Out from behind the safety of a podium, the presidential candidates will face a town hall format filled with voters in tonight's (Oct. 16) second presidential debate, to be held at Hofstra University in New York. The debate's interactive format could lead to more online conversations as well. And the odds are high viewers will be treated to the next hot topic on Twitter.
As usual, YouTube will live stream tonight's event, beginning at 9 p.m. ET. But for the first time, Twitter has partnered with FoxNews to post the media's newest favorite metric — TPM or tweets per minute — in real time via a tweet tracker in the lower portion of the screen on its Twitter feed @FoxNews. That means you'll be able to see tweet activity explode when one of the candidates makes a particularly catchy comment, such as Mitt Romney's "I love Big Bird" remark in the first debate.
In addition to the two candidates, moderator Candy Crowley from CNN, the first woman serving as a presidential debate moderator since 1992, will share the Twitter spotlight. Already, Crowley is "crescendoing on Twitter," Adam Sharp, Twitter's government and news chief said in today's blog post. And the puns have already begun. "Candy Crowley should be allowed to punish factually incorrect answers with a sharp strike with the Candy Cane," @purmecoffee tweeted.
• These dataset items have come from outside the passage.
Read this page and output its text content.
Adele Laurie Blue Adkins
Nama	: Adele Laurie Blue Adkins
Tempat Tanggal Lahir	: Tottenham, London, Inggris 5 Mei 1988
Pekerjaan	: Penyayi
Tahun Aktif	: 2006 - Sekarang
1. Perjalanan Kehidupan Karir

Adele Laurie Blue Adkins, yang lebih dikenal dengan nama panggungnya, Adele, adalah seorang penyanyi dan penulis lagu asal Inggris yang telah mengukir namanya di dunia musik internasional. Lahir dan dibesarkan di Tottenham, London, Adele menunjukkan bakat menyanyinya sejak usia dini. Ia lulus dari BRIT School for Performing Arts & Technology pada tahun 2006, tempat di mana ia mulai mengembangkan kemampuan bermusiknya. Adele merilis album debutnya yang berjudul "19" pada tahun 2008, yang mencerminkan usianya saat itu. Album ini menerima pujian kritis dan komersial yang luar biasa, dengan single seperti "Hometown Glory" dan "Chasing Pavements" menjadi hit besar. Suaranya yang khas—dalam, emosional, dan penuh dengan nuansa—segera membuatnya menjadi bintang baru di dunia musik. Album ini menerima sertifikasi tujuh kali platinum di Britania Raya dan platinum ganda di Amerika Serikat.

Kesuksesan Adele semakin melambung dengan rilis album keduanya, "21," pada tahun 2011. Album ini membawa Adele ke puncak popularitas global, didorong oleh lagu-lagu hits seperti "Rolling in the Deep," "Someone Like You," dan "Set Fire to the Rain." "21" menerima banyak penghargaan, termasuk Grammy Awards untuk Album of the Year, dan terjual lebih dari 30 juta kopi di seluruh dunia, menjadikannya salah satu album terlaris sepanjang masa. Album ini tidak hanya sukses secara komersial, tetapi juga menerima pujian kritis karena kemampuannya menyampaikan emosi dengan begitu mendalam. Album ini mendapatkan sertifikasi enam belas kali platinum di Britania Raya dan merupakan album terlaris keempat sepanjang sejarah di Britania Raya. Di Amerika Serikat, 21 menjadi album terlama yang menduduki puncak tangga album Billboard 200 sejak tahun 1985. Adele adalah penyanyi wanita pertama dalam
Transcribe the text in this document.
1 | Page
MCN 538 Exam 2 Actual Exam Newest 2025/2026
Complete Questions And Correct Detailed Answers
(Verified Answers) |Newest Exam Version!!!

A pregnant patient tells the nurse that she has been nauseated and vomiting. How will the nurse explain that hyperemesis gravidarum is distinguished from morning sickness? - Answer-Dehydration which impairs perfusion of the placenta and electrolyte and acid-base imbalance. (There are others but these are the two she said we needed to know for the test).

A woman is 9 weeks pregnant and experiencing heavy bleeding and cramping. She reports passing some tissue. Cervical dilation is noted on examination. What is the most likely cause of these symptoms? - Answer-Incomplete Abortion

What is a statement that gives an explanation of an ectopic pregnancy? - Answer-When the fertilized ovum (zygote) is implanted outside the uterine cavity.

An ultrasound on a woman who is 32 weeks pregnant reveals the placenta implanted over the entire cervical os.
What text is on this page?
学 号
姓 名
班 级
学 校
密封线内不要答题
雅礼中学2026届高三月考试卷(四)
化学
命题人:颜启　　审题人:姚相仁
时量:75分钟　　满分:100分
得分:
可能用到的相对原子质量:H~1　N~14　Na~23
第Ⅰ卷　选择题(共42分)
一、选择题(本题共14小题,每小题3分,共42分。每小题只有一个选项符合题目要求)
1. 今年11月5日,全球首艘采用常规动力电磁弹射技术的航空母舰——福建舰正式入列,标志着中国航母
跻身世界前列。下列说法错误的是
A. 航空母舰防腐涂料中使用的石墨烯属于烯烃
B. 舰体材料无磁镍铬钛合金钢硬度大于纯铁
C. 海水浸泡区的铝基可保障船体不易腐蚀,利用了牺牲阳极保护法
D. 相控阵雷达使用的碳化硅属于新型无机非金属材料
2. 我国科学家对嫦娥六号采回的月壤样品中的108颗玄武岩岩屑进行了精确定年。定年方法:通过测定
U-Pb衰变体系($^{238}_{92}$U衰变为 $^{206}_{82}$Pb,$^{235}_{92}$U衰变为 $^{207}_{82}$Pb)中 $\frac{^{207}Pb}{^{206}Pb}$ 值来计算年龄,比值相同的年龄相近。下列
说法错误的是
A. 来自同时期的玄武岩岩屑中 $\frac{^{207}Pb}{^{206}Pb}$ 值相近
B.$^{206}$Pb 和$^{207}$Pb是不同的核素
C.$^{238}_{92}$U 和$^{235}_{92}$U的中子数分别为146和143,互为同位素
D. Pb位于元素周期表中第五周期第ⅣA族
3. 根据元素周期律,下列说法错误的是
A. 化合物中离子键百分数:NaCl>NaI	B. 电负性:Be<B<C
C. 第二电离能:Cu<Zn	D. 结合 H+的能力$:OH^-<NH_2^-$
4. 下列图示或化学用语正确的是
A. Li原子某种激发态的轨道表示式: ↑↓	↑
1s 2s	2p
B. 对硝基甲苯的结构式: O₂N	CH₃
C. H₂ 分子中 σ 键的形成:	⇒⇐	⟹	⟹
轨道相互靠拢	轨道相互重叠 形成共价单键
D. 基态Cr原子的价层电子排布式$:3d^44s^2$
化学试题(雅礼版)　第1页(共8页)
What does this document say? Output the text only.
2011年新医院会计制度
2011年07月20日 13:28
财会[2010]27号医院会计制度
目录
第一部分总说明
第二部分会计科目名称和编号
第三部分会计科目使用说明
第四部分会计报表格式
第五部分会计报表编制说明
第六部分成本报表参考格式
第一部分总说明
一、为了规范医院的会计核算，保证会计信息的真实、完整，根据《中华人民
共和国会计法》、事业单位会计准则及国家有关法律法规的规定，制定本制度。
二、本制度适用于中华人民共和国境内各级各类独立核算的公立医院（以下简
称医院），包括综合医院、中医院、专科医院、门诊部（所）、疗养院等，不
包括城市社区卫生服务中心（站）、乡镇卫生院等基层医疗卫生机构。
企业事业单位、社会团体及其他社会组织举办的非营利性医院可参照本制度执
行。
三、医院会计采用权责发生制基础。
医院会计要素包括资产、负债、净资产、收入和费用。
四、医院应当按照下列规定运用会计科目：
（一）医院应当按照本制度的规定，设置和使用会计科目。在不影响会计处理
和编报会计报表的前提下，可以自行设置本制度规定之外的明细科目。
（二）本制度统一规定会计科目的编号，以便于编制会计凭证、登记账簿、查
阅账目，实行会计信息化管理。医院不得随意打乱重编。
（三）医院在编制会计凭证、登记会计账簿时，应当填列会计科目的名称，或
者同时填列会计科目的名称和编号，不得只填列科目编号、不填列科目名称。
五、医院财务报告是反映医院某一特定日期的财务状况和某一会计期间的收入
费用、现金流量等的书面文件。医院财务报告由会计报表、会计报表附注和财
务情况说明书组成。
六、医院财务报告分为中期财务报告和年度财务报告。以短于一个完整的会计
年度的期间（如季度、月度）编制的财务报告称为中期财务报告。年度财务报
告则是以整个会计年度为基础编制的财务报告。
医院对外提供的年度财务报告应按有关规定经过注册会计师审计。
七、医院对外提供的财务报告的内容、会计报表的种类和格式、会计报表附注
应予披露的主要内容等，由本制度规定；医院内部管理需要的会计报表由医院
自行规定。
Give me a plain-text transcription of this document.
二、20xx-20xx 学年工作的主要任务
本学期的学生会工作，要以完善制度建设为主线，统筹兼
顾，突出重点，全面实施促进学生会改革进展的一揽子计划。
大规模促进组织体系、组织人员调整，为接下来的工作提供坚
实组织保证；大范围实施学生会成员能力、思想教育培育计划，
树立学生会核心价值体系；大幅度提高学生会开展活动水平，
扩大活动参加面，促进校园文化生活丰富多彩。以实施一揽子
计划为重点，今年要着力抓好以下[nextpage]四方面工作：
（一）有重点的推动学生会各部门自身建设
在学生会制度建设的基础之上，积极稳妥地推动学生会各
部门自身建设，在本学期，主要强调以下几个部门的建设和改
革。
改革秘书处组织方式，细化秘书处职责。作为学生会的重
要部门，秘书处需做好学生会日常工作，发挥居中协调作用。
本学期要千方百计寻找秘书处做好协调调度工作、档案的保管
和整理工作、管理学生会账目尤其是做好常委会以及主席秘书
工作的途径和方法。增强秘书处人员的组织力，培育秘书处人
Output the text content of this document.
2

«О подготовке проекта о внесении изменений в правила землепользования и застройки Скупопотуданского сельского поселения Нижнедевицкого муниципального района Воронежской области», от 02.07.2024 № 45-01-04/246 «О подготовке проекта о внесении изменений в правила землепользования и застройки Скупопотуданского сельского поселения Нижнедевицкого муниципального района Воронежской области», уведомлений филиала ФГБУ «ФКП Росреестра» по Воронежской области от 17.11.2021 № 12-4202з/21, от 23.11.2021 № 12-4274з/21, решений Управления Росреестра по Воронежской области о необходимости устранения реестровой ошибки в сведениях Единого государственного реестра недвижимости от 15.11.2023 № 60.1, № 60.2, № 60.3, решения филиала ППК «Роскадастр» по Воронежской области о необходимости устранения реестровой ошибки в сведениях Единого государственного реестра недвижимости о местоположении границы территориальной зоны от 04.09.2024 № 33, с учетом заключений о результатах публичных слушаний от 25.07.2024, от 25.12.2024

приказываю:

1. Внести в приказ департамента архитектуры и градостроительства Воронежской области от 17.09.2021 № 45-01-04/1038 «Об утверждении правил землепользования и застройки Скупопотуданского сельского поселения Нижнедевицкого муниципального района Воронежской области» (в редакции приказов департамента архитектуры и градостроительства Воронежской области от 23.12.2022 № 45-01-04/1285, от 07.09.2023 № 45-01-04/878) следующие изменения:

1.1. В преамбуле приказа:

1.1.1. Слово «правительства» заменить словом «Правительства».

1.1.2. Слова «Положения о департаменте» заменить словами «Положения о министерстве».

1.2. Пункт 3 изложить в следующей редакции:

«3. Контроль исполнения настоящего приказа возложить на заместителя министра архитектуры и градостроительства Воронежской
Sharp has applied the Twitter Political Index to measure feelings about previous moderators Jim Lehrer and Martha Raddatz because Twitter followers seemed to be as interested in them as in the candidates. Out of a possible score of 100, Lehrer's approval rating dropped from 39 to 30 in day-after-debate results and earned him a new hashtag "@silentjimlehrer." More recently, following the vice presidential debate, Raddatz saw her approval soar from 44 to 56.
Today, Obama's index is 26; Romney's stands at 21. Twitter updates its index daily at 8 p.m. ET, but today will wait until the debate ends at 10:30 p.m. ET to post the figures. Sharp will release scores for the candidates, their running mates, and moderator Crowley on Twitter's election hub.
To prepare for tonight's debate, consider following these Twitter accounts:
- @gov - the Twitter government team
- @Debates - the official catch-all hashtag
- @BarackObama and @MittRomney - the two verified candidate accounts
- @crowleyCNN has been pretty quiet this fall, but she may tweet tonight.
You can also search for new hashtags, such as #debate. However, if a candidate or moderator utters a headline-making phrase , you'll see it first as a spike on the FoxNews tweet tracker.
All this social activity can be daunting for viewers who struggle with multi-tasking. Amy Cole of Kentucky tweeted, "Nerd dilemma: Engage in social activities or watch the debate."